Arriving almost exactly a year after her debut 3 Words, you may wonder just how Cheryl Cole found the time to make a follow-up alongside life as an X-Factor judge, gossip magazine staple and survivor of a near death experience. One listen to the unfortunate Messy Little Raindrops reveals the reason – she didn’t make it. Written and produced in the US by the now standard committee of music industry professionals, Cole’s input is as great as that of Elvis Presley’s on his new album and nowhere near as engaging. A couple of tenuous co-writes with will.I.am aside, her only contribution is the succession of soulless vocals that lie buried deep amongst the expensive production.

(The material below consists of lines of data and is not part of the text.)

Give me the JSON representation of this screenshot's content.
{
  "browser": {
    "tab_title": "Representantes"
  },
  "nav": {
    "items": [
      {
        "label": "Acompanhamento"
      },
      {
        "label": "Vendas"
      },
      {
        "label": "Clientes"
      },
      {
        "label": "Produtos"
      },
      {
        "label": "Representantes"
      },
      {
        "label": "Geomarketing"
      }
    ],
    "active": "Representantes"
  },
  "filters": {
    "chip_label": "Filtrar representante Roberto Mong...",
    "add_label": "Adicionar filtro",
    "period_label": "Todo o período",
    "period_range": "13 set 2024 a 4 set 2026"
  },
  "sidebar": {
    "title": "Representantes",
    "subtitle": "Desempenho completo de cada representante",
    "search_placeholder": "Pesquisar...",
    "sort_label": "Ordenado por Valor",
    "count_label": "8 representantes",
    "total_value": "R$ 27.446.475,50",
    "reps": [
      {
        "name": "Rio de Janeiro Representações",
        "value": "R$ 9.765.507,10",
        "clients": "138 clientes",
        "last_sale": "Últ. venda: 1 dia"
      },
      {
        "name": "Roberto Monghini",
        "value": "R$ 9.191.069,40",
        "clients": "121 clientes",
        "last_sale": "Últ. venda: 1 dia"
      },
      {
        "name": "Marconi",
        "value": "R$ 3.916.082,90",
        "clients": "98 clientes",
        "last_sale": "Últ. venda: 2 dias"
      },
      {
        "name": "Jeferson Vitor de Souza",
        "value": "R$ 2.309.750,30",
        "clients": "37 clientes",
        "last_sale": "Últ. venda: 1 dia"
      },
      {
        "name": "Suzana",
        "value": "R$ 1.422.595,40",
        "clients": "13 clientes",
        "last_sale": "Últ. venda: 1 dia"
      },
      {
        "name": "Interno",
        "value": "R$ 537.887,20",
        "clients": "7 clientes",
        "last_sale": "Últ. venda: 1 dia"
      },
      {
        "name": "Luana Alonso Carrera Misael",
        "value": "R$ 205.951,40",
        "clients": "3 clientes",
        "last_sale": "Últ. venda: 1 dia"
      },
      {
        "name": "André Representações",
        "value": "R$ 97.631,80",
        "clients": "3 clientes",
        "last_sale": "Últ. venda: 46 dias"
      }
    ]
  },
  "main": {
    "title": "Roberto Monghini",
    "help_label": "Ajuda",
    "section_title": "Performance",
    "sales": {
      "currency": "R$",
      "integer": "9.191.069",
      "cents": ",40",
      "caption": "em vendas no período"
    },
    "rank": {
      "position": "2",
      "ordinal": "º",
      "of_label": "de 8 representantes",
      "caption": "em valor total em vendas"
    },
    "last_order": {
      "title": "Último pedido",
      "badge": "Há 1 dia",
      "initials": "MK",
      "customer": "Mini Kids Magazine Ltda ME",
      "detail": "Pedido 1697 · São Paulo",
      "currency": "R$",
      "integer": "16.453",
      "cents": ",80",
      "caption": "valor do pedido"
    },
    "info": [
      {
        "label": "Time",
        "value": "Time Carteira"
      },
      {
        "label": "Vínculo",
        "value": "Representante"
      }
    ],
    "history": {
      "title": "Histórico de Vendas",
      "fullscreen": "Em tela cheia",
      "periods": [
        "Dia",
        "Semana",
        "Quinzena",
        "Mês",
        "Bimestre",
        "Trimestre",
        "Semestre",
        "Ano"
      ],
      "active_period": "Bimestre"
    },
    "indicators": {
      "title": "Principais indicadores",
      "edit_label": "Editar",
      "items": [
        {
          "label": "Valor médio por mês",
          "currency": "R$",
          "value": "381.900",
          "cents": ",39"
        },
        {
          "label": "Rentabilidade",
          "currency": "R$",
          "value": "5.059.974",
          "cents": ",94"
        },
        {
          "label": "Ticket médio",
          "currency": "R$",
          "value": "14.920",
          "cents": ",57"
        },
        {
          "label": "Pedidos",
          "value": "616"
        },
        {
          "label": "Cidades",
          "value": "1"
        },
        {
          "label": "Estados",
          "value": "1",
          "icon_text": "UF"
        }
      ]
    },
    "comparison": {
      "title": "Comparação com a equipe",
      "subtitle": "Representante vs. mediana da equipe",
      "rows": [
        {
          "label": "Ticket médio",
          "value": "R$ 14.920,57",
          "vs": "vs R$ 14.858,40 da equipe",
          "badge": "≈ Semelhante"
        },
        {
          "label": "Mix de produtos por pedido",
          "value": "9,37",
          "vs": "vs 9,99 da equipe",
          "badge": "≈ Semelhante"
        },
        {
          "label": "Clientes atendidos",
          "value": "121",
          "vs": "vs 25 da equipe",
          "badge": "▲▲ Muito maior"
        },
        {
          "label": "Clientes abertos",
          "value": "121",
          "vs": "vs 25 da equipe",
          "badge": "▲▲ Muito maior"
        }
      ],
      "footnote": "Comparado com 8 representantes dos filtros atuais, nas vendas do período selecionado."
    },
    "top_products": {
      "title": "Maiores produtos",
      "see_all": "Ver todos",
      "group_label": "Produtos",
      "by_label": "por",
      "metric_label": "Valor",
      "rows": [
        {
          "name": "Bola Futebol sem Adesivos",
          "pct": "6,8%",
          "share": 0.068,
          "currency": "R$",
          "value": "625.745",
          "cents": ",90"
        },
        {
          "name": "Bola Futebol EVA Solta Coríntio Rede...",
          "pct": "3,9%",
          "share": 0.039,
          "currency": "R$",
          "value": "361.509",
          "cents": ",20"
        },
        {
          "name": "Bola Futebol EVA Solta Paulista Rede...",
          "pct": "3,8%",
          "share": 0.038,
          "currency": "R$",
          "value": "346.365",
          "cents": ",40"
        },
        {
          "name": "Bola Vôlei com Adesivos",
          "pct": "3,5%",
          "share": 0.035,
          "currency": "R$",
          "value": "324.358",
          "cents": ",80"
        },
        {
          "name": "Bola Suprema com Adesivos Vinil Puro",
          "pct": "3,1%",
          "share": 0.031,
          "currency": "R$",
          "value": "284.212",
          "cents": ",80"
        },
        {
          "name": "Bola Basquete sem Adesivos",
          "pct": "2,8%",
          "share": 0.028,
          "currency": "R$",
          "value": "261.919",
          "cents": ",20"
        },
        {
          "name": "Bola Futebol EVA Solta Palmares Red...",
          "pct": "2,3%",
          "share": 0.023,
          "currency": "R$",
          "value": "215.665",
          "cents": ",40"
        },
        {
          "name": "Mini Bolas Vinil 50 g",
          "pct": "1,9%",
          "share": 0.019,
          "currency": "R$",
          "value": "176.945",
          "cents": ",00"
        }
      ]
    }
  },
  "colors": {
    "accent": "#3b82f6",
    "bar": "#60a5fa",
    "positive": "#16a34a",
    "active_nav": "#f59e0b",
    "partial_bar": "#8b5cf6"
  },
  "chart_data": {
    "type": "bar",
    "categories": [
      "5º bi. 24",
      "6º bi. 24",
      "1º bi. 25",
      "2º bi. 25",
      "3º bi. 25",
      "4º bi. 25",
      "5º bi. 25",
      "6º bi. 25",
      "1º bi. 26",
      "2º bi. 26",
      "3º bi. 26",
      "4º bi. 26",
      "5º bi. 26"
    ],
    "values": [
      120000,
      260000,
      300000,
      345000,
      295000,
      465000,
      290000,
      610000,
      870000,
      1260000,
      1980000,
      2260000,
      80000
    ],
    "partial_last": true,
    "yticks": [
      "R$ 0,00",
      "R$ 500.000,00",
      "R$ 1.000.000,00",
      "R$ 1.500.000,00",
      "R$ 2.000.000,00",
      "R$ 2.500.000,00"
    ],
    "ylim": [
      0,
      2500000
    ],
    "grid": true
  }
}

It could have been, should have been so very different. 3 Words, helmed by the magnificent ‘Fight For This Love’, was a genuine surprise and not a bad album at all; far too in the thrall of US production techniques for sure but still showing some of the spirit that has made Girls Aloud such a pure pop thrill over the years. There’s none of that here, just a succession of spiritless urban dance tracks that rapidly fade from the memory. The odd hint of Cole’s undoubted personality slips through at times (when they tone things down on ballad ‘The Flood’ for instance) but she is largely anonymous, slipping even further into the shade when Dizzee Rascal – a proper, interesting pop star – arrives for a turn on ‘Everyone’.

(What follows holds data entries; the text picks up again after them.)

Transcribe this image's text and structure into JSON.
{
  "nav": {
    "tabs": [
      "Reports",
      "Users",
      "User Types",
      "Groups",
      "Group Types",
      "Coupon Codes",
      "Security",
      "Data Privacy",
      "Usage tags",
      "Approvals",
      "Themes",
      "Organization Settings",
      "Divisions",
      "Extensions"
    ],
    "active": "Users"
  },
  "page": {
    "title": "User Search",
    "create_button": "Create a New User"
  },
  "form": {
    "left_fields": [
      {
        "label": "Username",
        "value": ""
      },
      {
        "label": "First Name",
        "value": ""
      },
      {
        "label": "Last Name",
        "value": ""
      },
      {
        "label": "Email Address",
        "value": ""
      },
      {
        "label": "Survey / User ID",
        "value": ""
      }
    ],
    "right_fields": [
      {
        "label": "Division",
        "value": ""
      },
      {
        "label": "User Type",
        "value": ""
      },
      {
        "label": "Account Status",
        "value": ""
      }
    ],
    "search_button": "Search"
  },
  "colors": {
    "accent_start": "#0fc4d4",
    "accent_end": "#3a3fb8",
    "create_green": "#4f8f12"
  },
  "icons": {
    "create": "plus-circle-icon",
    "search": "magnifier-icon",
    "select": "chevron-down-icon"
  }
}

Who’s to blame? The quick turnaround (she recorded it while recovering from malaria) can’t have helped and it wouldn’t be surprising if making music hasn’t been high on her list of priorities this year. Yet in Cheryl Cole we have a megastar who we know can be magnificent. When the album does allow her escape from its sterile surroundings just once on the penultimate track ‘Happy Tears’, it is quite, quite brilliant. The words may not be her own but you believe every single one of them. On that kind of form, Cheryl Cole is all that we want her to be. For the rest of the time she can do so much better than this.